Y regreso a un pasado de casi 50 años, cuando acudimos a Gernika a celebrar la recuperación mínima de nuestra aspiraciones políticas e históricas, con las manos unidas en gratitud. Sabíamos que era el principio de algo importante, con lágrimas en los ojos por el dolor de la separación de Nabarra.

Pello Irujo me miró bajo la sombra que nos otorgaba el roble de Gernika, y con una voz que provenía de más de cinco generaciones de lucha por la reconstrucción de nuestros derechos forales, y señalando a Karlos Garaikoetxea, que lo definió como un nabarro de ley, me dijo, este es el futuro lehendakari. Había que comenzar desde cero la tarea de levantar todas las instituciones del país, en un ambiente de tensa calma y una economía rota que dejaba el franquismo, inmersos en ambiente de generosidad y pasión sin límites en el país. Había mucha pasión en dar, sabiendo que no había de dónde recibir.

Garaikoetxea y el equipo que lideraba cumplieron con creces la misión que parecía imposible, y aún la acrecentaron en aquel complejo entresijo humano que es el pueblo basko. Era un pueblo víctima de una represión implacable con el que pudimos construir Ajuria Enea, la sede del Gobierno en Gasteiz y el Parlamento Vasco renaciendo de un viejo instituto… cada día se confirmaba bajo su liderazgo un paso más en el derrotero de nuestra consolidación nacional. Él era el alma de Nabarra que latía para nosotros todos y nuestra historia y los hijos de nuestros hijos.

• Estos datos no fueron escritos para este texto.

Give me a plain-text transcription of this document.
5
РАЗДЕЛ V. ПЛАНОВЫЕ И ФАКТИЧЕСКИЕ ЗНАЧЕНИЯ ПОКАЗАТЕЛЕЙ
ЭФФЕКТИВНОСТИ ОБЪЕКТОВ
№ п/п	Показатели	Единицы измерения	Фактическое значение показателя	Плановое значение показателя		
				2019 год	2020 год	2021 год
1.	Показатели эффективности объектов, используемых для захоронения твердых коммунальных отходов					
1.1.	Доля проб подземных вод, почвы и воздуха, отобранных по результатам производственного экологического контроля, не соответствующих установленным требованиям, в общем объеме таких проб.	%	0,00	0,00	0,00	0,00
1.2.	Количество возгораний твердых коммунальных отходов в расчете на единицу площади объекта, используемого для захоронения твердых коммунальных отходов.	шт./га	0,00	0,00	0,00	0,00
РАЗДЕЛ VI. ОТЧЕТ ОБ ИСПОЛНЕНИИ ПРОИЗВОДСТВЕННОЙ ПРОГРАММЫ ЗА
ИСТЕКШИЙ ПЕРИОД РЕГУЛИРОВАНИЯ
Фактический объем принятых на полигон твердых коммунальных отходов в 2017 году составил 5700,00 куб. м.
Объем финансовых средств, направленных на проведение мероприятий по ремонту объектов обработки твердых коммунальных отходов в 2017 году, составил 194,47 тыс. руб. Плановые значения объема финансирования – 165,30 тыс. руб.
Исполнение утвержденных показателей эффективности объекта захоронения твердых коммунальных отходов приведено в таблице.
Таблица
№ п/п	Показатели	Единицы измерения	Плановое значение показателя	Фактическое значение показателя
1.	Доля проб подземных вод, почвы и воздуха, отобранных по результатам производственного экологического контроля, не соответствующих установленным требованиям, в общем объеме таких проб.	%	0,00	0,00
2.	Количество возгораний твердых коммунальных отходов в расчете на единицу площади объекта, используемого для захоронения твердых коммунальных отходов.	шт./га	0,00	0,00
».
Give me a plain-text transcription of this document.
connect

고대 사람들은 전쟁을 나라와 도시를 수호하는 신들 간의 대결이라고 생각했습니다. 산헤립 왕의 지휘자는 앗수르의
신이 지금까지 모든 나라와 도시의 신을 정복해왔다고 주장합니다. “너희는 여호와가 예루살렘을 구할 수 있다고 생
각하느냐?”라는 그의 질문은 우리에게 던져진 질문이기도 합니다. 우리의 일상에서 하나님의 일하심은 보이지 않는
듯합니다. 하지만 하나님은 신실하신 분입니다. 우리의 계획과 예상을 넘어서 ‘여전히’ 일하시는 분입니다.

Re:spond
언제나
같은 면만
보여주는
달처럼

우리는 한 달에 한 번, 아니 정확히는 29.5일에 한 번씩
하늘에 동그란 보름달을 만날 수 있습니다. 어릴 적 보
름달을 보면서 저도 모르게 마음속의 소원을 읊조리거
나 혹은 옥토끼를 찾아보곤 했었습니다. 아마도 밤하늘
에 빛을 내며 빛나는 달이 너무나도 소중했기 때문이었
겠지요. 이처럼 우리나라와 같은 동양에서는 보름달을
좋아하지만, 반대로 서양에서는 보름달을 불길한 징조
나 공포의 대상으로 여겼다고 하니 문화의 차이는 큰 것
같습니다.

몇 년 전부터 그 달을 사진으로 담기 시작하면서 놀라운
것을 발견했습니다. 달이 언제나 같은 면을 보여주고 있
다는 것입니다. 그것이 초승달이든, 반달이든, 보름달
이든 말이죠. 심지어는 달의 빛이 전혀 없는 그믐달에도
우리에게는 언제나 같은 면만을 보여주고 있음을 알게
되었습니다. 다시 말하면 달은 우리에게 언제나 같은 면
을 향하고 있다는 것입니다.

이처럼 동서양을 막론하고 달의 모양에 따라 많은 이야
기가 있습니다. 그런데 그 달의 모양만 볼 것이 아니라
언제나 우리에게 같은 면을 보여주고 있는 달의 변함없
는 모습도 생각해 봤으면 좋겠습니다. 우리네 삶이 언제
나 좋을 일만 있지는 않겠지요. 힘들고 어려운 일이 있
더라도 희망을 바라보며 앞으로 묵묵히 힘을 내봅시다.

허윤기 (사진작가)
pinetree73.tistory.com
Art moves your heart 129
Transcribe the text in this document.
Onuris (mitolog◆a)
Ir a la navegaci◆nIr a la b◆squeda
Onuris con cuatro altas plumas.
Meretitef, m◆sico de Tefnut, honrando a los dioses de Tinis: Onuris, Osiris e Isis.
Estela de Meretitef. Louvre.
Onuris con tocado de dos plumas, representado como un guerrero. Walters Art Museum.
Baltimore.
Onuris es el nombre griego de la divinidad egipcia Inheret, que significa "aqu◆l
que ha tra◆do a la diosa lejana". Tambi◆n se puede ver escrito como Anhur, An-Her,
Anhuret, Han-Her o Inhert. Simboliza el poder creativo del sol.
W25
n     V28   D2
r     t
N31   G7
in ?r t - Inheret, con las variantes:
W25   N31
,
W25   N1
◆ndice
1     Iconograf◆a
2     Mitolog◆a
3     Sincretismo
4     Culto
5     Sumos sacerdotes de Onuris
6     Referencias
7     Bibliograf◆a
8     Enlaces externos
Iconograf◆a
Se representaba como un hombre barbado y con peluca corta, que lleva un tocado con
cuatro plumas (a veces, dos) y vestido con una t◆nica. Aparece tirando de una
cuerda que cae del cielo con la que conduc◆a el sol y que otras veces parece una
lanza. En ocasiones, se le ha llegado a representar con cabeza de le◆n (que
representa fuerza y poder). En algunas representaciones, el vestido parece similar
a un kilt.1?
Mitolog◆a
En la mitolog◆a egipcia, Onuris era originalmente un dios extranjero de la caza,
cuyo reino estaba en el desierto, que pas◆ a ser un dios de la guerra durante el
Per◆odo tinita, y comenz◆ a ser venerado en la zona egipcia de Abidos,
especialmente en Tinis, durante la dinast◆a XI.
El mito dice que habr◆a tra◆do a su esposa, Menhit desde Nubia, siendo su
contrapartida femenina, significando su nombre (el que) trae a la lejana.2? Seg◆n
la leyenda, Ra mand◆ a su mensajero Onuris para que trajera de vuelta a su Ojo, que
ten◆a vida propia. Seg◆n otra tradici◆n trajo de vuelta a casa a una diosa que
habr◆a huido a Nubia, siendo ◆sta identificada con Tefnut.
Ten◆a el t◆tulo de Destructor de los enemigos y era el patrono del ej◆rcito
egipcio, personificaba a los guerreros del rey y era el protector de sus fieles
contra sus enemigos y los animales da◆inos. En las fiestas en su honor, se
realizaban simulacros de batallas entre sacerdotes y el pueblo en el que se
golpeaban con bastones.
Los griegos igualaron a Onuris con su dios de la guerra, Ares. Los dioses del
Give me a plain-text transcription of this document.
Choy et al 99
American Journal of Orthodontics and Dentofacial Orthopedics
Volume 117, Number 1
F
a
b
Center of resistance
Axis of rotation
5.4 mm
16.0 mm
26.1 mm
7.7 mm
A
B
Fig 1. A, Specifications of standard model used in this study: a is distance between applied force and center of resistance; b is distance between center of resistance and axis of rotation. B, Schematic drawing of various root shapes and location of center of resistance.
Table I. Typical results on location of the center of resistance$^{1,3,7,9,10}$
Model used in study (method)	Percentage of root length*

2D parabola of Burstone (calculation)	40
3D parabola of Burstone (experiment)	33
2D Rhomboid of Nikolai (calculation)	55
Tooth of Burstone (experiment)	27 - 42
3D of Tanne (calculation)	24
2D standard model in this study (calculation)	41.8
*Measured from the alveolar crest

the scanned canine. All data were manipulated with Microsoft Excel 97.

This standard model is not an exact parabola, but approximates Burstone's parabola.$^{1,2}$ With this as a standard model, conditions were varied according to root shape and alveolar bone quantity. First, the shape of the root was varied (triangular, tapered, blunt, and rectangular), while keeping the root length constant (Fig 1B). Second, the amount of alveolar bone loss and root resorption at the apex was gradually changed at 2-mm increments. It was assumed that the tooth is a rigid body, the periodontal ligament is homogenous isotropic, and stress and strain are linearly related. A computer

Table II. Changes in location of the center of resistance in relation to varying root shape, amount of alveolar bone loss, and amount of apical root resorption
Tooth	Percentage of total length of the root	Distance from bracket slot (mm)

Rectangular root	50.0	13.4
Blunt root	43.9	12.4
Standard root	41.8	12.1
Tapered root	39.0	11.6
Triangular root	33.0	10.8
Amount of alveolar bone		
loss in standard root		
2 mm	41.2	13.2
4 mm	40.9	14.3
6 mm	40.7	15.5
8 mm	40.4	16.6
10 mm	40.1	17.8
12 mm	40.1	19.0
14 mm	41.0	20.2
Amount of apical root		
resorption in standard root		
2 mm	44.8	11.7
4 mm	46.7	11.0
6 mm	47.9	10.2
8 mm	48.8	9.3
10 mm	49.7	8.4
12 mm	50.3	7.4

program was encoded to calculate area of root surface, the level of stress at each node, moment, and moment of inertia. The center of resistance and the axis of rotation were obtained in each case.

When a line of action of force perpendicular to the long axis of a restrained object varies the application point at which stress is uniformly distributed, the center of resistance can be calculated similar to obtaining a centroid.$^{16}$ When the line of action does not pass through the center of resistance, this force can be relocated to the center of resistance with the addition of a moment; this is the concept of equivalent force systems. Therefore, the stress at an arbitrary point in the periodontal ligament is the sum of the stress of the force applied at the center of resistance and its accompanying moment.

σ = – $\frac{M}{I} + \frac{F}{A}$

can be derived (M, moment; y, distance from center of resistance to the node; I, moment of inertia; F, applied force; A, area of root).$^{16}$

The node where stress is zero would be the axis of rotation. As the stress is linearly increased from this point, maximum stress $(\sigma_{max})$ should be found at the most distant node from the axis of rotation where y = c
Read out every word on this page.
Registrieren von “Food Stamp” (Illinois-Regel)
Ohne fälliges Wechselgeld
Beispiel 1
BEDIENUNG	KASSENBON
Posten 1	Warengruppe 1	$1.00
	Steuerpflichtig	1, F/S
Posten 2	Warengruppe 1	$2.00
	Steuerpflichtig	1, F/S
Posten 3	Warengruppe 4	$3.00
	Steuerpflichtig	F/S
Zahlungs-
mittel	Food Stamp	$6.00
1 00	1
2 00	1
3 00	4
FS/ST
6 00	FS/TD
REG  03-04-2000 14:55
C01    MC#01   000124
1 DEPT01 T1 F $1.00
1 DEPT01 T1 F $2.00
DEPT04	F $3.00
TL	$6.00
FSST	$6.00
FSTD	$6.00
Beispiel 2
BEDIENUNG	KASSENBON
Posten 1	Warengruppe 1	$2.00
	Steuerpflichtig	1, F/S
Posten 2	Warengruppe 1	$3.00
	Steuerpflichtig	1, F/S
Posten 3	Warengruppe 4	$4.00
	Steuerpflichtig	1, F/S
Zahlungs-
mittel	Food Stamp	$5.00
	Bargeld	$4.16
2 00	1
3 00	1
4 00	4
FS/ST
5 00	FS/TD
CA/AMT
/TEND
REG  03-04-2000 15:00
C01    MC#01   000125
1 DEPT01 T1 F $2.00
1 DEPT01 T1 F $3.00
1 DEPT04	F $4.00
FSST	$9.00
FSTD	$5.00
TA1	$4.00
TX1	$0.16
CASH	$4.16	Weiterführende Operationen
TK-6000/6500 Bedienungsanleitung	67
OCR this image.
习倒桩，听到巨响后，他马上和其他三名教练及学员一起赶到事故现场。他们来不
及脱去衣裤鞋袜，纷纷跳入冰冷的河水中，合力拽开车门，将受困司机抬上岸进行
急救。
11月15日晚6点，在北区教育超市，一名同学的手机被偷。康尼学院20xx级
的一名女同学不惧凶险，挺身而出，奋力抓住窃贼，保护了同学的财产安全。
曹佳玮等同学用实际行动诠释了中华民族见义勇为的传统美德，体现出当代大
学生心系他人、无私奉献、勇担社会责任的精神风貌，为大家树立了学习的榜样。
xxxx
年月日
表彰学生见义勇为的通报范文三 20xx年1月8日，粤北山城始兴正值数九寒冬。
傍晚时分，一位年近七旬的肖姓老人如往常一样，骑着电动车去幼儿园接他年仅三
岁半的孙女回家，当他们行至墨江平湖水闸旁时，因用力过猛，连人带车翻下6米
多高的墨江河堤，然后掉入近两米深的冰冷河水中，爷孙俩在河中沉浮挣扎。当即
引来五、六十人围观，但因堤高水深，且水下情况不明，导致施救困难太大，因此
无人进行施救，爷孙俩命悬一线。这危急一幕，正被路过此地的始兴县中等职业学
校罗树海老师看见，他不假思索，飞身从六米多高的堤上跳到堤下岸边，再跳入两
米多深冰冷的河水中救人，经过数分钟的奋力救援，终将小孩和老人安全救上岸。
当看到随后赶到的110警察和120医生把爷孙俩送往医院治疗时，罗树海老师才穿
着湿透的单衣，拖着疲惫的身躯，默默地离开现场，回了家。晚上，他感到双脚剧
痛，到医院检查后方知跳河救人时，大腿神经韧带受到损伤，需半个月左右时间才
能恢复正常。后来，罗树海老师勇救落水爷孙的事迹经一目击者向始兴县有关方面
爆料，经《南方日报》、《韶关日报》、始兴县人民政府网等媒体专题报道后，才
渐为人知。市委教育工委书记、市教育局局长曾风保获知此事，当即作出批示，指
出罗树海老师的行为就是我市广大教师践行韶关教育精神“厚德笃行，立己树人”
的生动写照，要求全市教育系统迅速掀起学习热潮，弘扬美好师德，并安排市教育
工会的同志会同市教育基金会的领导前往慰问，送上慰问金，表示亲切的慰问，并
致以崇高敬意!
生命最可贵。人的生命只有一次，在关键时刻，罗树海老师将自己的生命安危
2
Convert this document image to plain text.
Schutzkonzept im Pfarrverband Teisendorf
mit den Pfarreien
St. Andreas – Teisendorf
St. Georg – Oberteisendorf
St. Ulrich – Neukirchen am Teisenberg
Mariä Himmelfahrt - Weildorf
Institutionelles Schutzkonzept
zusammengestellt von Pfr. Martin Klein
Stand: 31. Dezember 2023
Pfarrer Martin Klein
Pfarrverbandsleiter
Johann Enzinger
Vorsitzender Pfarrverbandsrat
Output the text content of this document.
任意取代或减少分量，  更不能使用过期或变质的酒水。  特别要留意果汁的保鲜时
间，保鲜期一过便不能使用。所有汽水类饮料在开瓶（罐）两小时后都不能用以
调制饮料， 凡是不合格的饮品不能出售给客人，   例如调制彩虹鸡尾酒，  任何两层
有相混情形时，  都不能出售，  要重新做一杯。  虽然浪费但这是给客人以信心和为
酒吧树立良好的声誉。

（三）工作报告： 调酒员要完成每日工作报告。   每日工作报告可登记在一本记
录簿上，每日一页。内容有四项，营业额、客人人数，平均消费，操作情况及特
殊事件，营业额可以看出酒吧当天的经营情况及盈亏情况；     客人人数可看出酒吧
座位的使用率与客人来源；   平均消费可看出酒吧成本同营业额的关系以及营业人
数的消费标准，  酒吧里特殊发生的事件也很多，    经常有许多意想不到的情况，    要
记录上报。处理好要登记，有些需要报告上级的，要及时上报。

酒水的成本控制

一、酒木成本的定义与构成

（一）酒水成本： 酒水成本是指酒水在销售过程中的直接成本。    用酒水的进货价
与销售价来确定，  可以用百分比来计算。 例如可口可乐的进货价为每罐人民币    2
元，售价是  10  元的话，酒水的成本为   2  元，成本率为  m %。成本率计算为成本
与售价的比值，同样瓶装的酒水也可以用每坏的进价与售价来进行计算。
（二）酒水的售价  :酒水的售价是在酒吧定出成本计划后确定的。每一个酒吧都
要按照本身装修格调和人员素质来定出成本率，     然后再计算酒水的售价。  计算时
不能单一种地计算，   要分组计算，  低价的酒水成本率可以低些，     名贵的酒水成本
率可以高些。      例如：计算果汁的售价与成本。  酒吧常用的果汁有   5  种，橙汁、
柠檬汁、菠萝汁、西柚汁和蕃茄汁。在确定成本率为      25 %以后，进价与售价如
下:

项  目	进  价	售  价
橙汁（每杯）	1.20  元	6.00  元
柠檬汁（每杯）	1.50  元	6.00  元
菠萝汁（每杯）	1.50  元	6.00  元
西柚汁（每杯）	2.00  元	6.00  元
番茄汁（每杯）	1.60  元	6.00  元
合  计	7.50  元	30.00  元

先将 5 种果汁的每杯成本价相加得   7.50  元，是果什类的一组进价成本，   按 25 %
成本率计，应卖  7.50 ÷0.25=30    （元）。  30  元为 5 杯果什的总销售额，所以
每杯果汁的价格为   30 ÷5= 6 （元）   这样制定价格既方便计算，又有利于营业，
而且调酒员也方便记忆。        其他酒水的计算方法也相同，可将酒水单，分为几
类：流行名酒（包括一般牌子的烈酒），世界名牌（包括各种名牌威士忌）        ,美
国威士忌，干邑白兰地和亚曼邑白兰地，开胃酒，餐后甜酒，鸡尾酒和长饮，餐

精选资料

Y recuerdo las veces que regresaba de los funerales de los muertos por ETA y le ayudábamos en el batzoki de la plaza del Castillo a despojarse de la camisa y chaqueta, sucias de escupitajos. Recuerdo cómo nos iba trasladando su duelo por los muertos y su dolor porque, además del trabajo de reconstrucción, teníamos que apagar el odio desencadenado de los que creían que la violencia podía liberarnos.

Y me permito un recuerdo dulce y doloroso de aquellos días en que llevando a nuestros hijos a la ikastola San Fermín, nos sentábamos a hablar del futuro por el que había que trabajar para nuestros hijos y la cultura baska. La sonrisa cordial de Sagrario, la compañera y apoyo de Garaikoetxea, que nunca defraudó, pues era representación de la mujer baska solidaria firme y madre de sus hijos, que reparaban en hacer fácil la inclusión de los nuestros, recién aterrizados de América. Dejábamos nuestros hijos en ese gran universo llamado ikastola, un universo dirigido entonces por Atxa Jauna, que protegía y reclamaba más euskera, libertad e innovación.

Garaikoetxea mostraba el camino con aquella seguridad que parecía hacer fácil lo difícil. Gozamos de un bien devenido de nuestras raíces florecientes como de la aspereza del cardo nace nuestra eguzki lore. Izan zirelako gara, garelako izango dira.